Strategy // ROI


By Angela Kercheval
Sep 12, 2018

ROI is important to me. Real Important. I love meeting new clients and learning about their businesses. My first thought is always, “how are we going to track growth?” I ask them about who they are, what they do, and what they want to accomplish. We discuss short-term and long-term goals as well as industry challenges and perceived barriers to success. I like to call them pain points. When we know what’s preventing success, the pain points, we can address them to find a solution. We also discuss direct competitors, market advantages, and we identify their current customer base verses their target customer base.

Sometimes an organization is already tracking growth, which I love, because we’re one step closer to measuring success. Establishing measurable goals and tracking them provides the benchmark for growth. When I start a proposal for my clients, before we are in a contractual relationship, I like to establish ROI. Return on investment.

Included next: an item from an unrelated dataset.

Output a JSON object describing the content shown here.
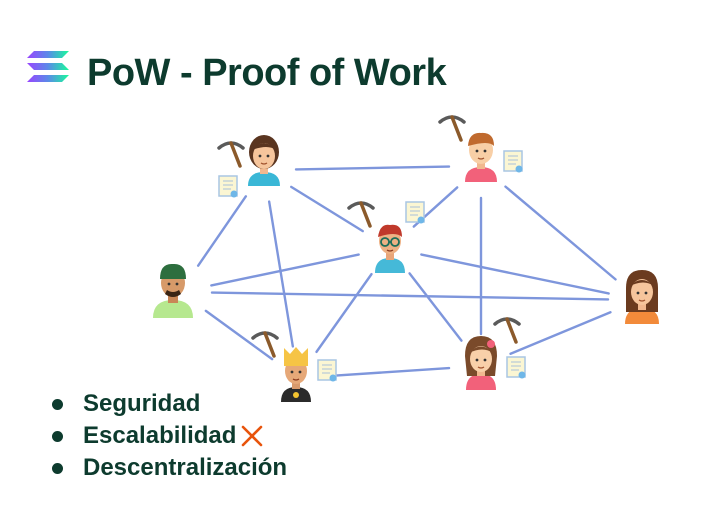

Your benchmark is basically your starting point for a ROI analysis.
The questions begin with the following:

Where are you now? (this is your benchmark)
Where do you want to be in six months, one year, or two years from now? (this is our goal)
How are we going to track growth? (this is our ROI analysis)

So, the answer to my initial question ‘how are we going to track growth?’ is twofold. One…we have to establish measurable goals. Just saying we want to increase sales is not going to cut it. We need to establish a percent increase in line with what you have done in past years with a specific plan outlining how we will get there. If there is no baseline, then we get to calculate some projections. Projections are educated guesses based on what we think the market will do. Sometimes, it starts with an educated guess and that’s okay. Two…we have to track the goals based on the benchmark. The benchmark is what you have sold in the past or what we have projected. Easy enough right?

Return on investment is my goal. It should be yours too. Your agency should provide you with marketing initiatives that meet (and hopefully exceed) your goals. Proving ROI is your key to strategic growth.

Once that is established we can evaluate marketing initiatives to determine which are working and which are not. Enter my boss’s love for excel spreadsheets. Lauren has loved spreadsheets for as long as I’ve known her (and, that’s over ten years)…seriously, when you meet her ask about it. Lol! As part of an ROI process you have to look at monthly comprehensive reporting. Someone had to be behind the scenes crunching numbers and analyzing movement (traffic increases, dollars spent, growth metrics) directly correlated to your goals to determine performance. These reports, when put into practice, are usually eye opening to say the least.

By tracking ROI you are able to make strategic decisions on how to spend your marketing dollars to achieve the best results with the least spend. Once you have good data you can work on improving margins, eliminating your least profitable products or services, identifying opportunities for new revenue streams, the list of possibilities goes on and on.

Return on investment is crucial in the world of marketing. It provides the compass to future goals and indicates progress on present goals. Without it, you are just treading water. ROI is the driver to creating a goal, exceeding the goal and then creating new goals. Track, report, set goals, repeat.